Speaking at Thursday’s media briefing to update the public on COVID-19 measures, Health Minister Terrence Deyalsingh said 341,000 people were diagnosed with hypertension, according to Ministry statistics – 23.6 percent of the population.
He added that 266,000 (20.5 percent) of the population suffer from diabetes, saying that the figure is probably an underestimation as many people may not be aware they have diabetes.
Dr Neal Bhagwandass, Nephrologist and Acting Head of Department, Medicine, at the San Fernando General Hospital, said it is critical that dialysis patients do not contract or spread the virus when receiving treatment.
He said there are approximately 1,400 patients receiving hemodialysis treatments through the public health care system.
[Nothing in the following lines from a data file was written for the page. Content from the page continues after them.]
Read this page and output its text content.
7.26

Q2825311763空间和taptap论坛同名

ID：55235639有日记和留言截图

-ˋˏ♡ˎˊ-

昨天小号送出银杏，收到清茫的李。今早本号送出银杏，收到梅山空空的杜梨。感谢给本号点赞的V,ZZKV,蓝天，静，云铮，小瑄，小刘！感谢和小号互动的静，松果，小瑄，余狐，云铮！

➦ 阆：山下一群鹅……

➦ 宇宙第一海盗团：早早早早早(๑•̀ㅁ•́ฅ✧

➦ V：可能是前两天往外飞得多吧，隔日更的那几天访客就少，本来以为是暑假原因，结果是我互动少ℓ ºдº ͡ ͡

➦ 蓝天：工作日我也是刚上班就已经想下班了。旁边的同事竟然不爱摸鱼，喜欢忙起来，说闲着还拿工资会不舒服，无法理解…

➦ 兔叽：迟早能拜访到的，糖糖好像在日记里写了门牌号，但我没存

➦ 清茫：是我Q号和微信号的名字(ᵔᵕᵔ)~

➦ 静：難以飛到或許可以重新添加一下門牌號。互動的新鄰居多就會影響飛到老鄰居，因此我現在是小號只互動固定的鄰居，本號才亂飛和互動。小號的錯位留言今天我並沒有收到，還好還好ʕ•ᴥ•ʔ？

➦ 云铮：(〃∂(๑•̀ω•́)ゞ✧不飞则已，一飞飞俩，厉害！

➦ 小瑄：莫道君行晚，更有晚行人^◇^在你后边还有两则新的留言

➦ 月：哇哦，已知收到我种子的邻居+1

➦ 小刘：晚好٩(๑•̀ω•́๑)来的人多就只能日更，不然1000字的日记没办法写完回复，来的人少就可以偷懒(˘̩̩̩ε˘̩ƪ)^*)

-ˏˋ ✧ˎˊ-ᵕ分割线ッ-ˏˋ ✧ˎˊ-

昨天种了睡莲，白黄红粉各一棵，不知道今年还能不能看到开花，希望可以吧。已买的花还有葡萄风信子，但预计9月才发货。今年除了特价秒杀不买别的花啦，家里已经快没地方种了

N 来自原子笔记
"A typical dialysis would have 20-30 patients dialysing at one time. Our nephrologists have instituted policies so that patients are not allowed to congregate. Patients should be kept at least six feet apart and as soon as the dialysis procedure is finished they are to leave the environment."
He said dialysis patients are screened on entering and are asked about any flu-like systems.
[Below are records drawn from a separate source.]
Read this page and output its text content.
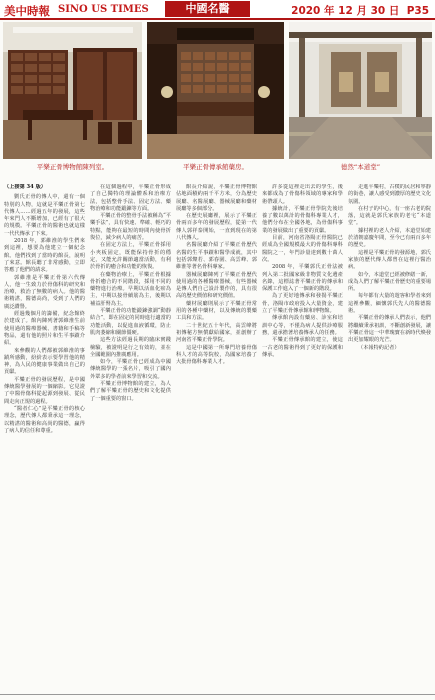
美中時報 SINO US TIMES	中國名醫	2020 年 12 月 30 日 P35
平樂正骨博物館陳列室。	平樂正骨傳承館藥房。	德然“本道堂”

（上接第 34 版）

劉氏正骨的傳人中，還有一個特別的人物，這就是平樂正骨第七代傳人……經過五年的發展，這些年來門人不斷增加，已經有了很大的規模。平樂正骨的醫術也就這樣一代代傳承了下來。

2018 年，郭維淮的學生們來到這裡，想要為他建立一個紀念館。他們找到了當時的館長，說明了來意。館長聽了非常感動，立即答應了他們的請求。

郭維淮是平樂正骨第六代傳人，他一生致力於骨傷科的研究和治療，救治了無數的病人。他的醫術精湛，醫德高尚，受到了人們的廣泛讚譽。

經過幾個月的籌備，紀念館終於建成了。館內陳列著郭維淮生前使用過的醫療器械、書籍和手稿等物品，還有他的照片和生平事蹟介紹。

來參觀的人們都被郭維淮的事蹟所感動，紛紛表示要學習他的精神，為人民的健康事業做出自己的貢獻。

平樂正骨的發展歷程，是中國傳統醫學發展的一個縮影。它見證了中醫骨傷科從起源到發展、從民間走向正規的過程。

“醫者仁心”是平樂正骨的核心理念，歷代傳人都秉承這一理念，以精湛的醫術和高尚的醫德，贏得了病人的信任和尊重。

在這個過程中，平樂正骨形成了自己獨特的理論體系和治療方法，包括整骨手法、固定方法、藥物治療和功能鍛鍊等方面。

平樂正骨的整骨手法被稱為“平樂手法”，具有快速、準確、輕巧的特點，能夠在最短的時間內使骨折復位，減少病人的痛苦。

在固定方法上，平樂正骨採用小夾板固定，既能保持骨折的穩定，又能允許關節適當活動，有利於骨折的癒合和功能的恢復。

在藥物治療上，平樂正骨根據骨折癒合的不同階段，採用不同的藥物進行治療。早期以活血化瘀為主，中期以接骨續筋為主，後期以補益肝腎為主。

平樂正骨的功能鍛鍊強調“動靜結合”，即在固定的同時進行適當的功能活動，以促進血液循環，防止肌肉萎縮和關節僵硬。

這些方法經過長期的臨床實踐檢驗，被證明是行之有效的，並在全國範圍內推廣應用。

如今，平樂正骨已經成為中國傳統醫學的一張名片，吸引了國內外眾多的學者前來學習和交流。

平樂正骨博物館的建立，為人們了解平樂正骨的歷史和文化提供了一個重要的窗口。

館長介紹說，平樂正骨博物館佔地面積約兩千平方米，分為歷史展廳、名醫展廳、器械展廳和藥材展廳等多個部分。

在歷史展廳裡，展示了平樂正骨兩百多年的發展歷程，從第一代傳人郭祥泰開始，一直到現在的第八代傳人。

名醫展廳介紹了平樂正骨歷代名醫的生平事蹟和醫學成就，其中包括郭燦若、郭春園、高雲峰、郭維淮等著名骨科專家。

器械展廳陳列了平樂正骨歷代使用過的各種醫療器械，有些器械是傳人們自己設計製作的，具有很高的歷史價值和研究價值。

藥材展廳則展示了平樂正骨常用的各種中藥材，以及傳統的製藥工具和方法。

二十世紀五十年代，高雲峰將祖傳秘方無償獻給國家，並創辦了河南省平樂正骨學院。

這是中國第一所專門培養骨傷科人才的高等院校，為國家培養了大批骨傷科專業人才。

許多從這裡走出去的學生，後來都成為了骨傷科領域的專家和學術帶頭人。

據統計，平樂正骨學院先後培養了數以萬計的骨傷科專業人才，他們分布在全國各地，為骨傷科事業的發展做出了重要的貢獻。

目前，河南省洛陽正骨醫院已經成為全國規模最大的骨傷科專科醫院之一，年門診量達到數十萬人次。

2008 年，平樂郭氏正骨法被列入第二批國家級非物質文化遺產名錄，這標誌著平樂正骨的傳承和保護工作進入了一個新的階段。

為了更好地傳承和發揚平樂正骨，洛陽市政府投入大量資金，建立了平樂正骨傳承館和博物館。

傳承館內設有藥房、診室和培訓中心等，不僅為病人提供診療服務，還承擔著培養傳承人的任務。

平樂正骨傳承館的建立，使這一古老的醫術得到了更好的保護和傳承。

走進平樂村，古樸的民居和寧靜的街巷，讓人感受到濃厚的歷史文化氛圍。

在村子的中心，有一座古老的院落，這就是郭氏家族的老宅“本道堂”。

據村裡的老人介紹，本道堂始建於清朝嘉慶年間，至今已有兩百多年的歷史。

這裡是平樂正骨的發源地，郭氏家族的歷代傳人都曾在這裡行醫治病。

如今，本道堂已經被修繕一新，成為人們了解平樂正骨歷史的重要場所。

每年都有大量的遊客和學者來到這裡參觀，緬懷郭氏先人的醫德醫術。

平樂正骨的傳承人們表示，他們將繼續秉承祖訓，不斷創新發展，讓平樂正骨這一中華瑰寶在新時代煥發出更加耀眼的光芒。

（本報特約記者）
"If we have to swab, swab them because this is a very high-risk population...we do not want COVID-19 to spread among our dialysis population, that could be a disaster."
Dr Bhagwandass said those patients can experience kidney failure if they were to contract the virus.
Dr Bhagwandass said diabetic patients should not work if they are feeling unwell.
“Any stress on a diabetic patient would predispose you to your diabetes going out of control. These people should practice ‘sick day’ guidelines. If you become unwell, you develop…flu-like symptoms, your blood sugar would spike.
“The rule is not to stop your diabetic medicine…get in contact with your health professionals for further advice.”
Also concerning is the fact that young people who tested positive for the virus in other countries have been seen to develop abnormal clotting due to the virus.
“Even young people who do not manifest these (diseases), are being diagnosed with strokes, cardiovascular accidents, because of increased clotting that occurs when one develops a COVID-19 infection.”
People with the following conditions are at higher risk of severe COVID-19 complications:
- Chronic lung disease
- Serious heart conditions
- Chronic kidney disease/Dialysis
- Severe obesity
- Elderly (65 years and older)
- Carehome residents
- Liver disease
Deyalsingh said the Ministry has implemented several measures to reduce the prevalence of non-communicable diseases including the banning of soft drinks at public schools, which he said has reduced soft drink consumption among children by 25 percent.
He added that over the past year there was a drop in visits to the Accident and Emergency departments by 1.5 to two percent for people with hypertension and diabetes.